Wright struck again the next night. “He did not allow Victoria Hall, aged 17, to escape his predatory clutches,” Ledward said. “Having separated from her best friend, Gemma Algar, only 300 metres from her front door, she never made it home and seemingly vanished; the only clue to what happened to her, a scream in the night on the small housing estate where she lived in the village of Trimley St Mary – not 2 miles from where the defendant made his attempt on Emily Doherty.

“But Victoria had not simply vanished into thin air. The defendant had abducted and, within a very short time, murdered her – as well as sexually violating her in some way.”

He then “callously discarded her body, stripped naked of everything except for her jewellery”, in a farm ditch 25 miles away, “as if she were no more important than a disposable commodity”, the court was told.

Before or after, Wright headed to a petrol station and, the following day, returned to his work at the Felixstowe docks “as if nothing had happened”, the prosecutor said. Ledward said the way Hall was left caused “untold” distress to her family, including for her mother who died before Wright was brought to justice.

The night Hall was murdered, she and Algar had walked most of the roughly 2 miles back to their homes from the Bandbox nightclub in Felixstowe, singing and sharing a bag of chips as they went. At about 2.20am, they parted, with Victoria saying: “I’ll ring you when I get up tomorrow.” Algar replied: “You’ll hear me saying ‘ouch’ as I walk home.”

Algar later heard “two female high-pitched screams” as Victoria was snatched by Wright and bundled into his car.

In 2001, Wright was charged with a series of thefts, which he admitted, and his conviction led to his DNA being added to the national database, eventually leading to his identification as a suspect.

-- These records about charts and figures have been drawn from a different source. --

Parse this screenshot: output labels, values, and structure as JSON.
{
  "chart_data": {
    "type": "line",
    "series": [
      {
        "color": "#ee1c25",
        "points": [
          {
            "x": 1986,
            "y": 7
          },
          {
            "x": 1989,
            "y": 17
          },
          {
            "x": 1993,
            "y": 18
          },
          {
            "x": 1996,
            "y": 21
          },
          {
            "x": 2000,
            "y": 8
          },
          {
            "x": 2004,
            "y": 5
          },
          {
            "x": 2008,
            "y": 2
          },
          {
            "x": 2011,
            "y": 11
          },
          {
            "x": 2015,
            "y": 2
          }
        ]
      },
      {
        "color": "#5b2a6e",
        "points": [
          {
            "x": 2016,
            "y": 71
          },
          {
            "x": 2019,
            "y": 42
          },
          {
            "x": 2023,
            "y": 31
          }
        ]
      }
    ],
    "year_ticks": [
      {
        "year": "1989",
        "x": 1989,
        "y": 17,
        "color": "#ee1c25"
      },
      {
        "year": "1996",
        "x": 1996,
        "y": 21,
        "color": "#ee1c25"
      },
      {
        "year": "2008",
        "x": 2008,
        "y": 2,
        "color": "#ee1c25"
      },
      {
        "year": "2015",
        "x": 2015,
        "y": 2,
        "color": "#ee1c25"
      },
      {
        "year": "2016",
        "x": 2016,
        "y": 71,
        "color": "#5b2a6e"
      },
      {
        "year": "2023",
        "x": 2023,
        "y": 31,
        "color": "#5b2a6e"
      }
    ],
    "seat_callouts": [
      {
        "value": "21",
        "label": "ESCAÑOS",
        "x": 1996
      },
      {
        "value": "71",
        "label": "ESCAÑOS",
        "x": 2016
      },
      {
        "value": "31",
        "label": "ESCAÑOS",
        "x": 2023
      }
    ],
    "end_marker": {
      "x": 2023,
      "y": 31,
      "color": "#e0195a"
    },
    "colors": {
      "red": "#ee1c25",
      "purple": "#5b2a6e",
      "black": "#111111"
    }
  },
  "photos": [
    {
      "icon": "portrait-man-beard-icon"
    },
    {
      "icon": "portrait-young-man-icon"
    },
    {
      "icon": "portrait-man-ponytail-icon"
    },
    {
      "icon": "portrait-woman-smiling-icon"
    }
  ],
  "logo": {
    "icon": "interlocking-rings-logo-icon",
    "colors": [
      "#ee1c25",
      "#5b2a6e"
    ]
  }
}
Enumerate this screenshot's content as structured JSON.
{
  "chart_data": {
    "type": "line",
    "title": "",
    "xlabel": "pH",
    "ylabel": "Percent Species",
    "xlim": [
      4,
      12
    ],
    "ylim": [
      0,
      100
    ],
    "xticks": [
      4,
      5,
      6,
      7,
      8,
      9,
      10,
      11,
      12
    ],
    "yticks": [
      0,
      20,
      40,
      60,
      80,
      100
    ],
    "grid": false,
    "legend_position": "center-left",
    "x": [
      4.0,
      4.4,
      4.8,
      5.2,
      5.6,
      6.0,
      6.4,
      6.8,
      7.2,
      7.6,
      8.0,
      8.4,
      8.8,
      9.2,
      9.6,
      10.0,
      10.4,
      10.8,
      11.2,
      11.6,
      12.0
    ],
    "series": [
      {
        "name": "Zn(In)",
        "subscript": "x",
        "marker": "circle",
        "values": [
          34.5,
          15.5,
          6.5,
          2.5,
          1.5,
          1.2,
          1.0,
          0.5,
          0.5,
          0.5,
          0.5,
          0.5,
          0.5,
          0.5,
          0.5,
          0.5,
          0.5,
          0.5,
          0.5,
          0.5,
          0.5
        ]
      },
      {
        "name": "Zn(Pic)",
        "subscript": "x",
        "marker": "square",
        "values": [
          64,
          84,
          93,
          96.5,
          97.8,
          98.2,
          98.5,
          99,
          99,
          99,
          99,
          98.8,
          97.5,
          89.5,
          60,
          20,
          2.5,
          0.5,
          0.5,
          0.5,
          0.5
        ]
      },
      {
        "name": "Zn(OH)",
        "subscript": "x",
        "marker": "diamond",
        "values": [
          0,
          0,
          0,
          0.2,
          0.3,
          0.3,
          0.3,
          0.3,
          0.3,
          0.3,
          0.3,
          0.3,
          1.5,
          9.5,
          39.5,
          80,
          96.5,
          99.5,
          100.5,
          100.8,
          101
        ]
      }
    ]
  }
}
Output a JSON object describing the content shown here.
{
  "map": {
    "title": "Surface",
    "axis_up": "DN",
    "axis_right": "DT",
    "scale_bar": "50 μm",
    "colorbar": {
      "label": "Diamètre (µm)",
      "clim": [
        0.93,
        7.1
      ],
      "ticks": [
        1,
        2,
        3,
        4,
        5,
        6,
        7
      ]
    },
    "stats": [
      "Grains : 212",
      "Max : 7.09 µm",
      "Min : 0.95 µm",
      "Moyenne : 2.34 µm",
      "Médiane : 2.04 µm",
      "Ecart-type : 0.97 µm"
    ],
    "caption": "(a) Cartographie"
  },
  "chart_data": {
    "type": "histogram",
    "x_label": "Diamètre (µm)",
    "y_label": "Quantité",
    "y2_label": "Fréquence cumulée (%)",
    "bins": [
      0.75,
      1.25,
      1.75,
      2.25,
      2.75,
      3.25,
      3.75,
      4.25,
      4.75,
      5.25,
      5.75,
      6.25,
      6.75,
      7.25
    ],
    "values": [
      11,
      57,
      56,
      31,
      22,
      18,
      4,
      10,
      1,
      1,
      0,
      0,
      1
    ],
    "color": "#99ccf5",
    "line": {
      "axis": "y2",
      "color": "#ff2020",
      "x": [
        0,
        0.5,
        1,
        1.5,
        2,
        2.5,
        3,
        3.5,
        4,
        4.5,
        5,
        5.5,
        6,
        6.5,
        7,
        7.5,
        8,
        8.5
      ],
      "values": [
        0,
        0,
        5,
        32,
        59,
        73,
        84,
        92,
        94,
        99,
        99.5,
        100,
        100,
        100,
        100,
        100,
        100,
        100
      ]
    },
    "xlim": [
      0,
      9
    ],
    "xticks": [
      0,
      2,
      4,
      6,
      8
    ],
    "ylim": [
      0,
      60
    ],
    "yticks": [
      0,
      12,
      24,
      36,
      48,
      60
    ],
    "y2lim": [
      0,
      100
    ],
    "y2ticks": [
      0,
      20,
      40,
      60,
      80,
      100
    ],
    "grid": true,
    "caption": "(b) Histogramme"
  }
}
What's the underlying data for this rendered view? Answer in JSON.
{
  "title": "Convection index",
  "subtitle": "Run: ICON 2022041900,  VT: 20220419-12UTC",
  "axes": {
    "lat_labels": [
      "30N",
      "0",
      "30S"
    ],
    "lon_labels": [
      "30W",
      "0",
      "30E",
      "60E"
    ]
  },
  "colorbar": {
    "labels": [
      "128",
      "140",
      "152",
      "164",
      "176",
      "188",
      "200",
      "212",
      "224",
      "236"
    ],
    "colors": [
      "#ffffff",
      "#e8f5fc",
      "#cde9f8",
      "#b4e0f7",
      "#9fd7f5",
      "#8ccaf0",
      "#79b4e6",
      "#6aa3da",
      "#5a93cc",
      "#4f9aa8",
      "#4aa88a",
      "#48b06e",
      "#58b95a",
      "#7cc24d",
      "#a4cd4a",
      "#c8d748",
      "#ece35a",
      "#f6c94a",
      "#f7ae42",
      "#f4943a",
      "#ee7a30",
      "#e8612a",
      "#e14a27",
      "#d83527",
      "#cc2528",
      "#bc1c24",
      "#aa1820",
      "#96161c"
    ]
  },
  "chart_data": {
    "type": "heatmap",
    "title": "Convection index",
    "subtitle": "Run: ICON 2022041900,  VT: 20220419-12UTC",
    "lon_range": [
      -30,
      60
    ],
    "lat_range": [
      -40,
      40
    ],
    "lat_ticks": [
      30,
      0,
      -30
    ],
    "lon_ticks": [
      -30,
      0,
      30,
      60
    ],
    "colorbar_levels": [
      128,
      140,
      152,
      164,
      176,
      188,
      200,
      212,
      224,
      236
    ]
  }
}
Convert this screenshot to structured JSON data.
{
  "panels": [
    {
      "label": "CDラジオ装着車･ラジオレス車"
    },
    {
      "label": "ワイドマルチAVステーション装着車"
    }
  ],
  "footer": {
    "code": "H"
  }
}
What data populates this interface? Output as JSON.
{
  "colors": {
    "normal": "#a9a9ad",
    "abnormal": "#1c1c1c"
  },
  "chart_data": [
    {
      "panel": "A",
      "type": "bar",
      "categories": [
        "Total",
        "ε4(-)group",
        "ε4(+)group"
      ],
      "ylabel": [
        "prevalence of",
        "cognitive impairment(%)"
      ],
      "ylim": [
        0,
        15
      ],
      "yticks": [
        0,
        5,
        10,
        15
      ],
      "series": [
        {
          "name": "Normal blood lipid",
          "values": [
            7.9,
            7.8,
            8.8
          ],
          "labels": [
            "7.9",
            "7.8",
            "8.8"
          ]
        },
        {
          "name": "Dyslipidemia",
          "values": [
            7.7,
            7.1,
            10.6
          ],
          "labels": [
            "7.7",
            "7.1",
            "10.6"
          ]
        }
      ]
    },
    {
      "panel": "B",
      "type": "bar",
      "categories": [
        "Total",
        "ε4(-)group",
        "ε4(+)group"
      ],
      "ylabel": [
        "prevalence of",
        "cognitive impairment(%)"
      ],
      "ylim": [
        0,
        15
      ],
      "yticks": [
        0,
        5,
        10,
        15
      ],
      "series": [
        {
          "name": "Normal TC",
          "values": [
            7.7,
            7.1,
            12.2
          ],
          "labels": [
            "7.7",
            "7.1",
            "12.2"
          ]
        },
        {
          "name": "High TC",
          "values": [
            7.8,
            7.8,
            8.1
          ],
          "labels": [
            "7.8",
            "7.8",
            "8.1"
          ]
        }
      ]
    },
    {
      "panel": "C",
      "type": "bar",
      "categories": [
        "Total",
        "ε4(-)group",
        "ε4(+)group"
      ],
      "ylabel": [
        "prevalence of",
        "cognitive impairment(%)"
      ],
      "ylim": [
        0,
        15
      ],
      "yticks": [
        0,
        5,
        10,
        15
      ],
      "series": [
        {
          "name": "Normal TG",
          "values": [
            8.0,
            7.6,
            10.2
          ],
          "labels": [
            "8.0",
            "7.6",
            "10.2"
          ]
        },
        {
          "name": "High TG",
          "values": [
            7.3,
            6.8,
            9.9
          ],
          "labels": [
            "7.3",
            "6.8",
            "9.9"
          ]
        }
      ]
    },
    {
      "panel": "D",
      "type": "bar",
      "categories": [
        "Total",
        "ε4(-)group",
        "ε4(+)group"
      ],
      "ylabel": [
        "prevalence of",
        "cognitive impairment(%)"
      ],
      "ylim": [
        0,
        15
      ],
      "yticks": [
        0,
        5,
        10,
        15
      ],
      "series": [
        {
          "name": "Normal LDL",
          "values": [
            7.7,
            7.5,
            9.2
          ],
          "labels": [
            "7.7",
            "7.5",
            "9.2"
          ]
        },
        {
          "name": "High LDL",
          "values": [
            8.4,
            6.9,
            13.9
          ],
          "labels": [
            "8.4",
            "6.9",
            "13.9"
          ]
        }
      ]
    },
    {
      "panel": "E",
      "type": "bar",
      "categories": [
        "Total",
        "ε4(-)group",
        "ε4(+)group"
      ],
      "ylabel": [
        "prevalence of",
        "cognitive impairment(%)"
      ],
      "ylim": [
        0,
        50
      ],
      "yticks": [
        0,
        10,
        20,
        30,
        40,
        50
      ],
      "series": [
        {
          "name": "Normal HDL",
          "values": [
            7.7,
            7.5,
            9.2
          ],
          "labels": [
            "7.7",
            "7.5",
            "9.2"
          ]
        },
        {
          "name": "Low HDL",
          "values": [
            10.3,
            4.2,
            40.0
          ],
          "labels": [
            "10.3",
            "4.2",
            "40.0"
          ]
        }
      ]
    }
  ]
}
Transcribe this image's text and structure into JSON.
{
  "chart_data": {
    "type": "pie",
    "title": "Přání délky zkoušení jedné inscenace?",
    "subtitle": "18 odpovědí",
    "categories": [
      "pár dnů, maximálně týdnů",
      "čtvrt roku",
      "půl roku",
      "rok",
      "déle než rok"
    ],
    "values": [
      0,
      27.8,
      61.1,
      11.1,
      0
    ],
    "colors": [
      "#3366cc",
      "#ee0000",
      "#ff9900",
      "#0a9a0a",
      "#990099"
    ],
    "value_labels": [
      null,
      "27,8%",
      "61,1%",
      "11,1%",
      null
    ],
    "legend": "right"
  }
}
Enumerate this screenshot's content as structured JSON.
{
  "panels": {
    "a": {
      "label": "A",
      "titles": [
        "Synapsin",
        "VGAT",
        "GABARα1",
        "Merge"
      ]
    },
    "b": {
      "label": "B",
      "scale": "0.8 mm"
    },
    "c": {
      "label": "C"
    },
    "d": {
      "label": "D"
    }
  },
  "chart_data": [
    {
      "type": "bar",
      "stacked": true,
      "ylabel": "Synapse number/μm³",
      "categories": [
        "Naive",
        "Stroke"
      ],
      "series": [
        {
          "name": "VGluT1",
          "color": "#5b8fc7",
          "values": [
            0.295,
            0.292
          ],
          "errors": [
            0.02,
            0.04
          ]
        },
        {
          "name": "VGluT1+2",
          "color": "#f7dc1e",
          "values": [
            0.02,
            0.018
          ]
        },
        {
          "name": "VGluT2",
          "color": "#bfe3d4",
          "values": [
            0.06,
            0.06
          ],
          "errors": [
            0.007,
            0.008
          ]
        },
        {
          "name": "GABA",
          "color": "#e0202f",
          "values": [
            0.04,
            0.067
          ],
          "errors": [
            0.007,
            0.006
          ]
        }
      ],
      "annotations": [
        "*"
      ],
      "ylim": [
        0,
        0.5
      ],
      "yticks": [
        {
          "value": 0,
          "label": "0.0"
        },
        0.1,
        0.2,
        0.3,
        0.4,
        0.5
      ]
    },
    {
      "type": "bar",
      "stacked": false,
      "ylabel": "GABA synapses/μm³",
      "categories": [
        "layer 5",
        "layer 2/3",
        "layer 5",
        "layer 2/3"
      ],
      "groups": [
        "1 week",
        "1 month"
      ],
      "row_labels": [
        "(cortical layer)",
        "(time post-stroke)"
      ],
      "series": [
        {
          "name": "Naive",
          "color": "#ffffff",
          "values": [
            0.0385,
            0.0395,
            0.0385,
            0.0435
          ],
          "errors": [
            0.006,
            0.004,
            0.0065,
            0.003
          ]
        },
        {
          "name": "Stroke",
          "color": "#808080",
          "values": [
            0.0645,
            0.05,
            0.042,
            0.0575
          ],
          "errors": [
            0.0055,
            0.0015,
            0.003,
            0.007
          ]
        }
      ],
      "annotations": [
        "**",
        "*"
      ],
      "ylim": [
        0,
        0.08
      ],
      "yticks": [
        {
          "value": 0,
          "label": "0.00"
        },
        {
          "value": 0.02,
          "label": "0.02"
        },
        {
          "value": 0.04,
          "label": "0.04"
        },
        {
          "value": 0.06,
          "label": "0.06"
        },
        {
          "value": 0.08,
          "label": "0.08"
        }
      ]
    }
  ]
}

Five years after Victoria’s murder, on 30 October 2006, Tania Nicol, 19, vanished from Ipswich’s red light area, followed by Gemma Adams, 25, around two weeks later. In December, the body of Anneli Alderton, 24, was found in woods at Nacton, and sex workers were urged to stay off the streets. But the bodies of Paula Clennell, 24, and Annette Nicholls, 29, were later discovered.

Wright was eventually sentenced for those five murders in 2008. He was arrested over Hall’s death in 2021, two years after Suffolk constabulary announced it was a live inquiry again.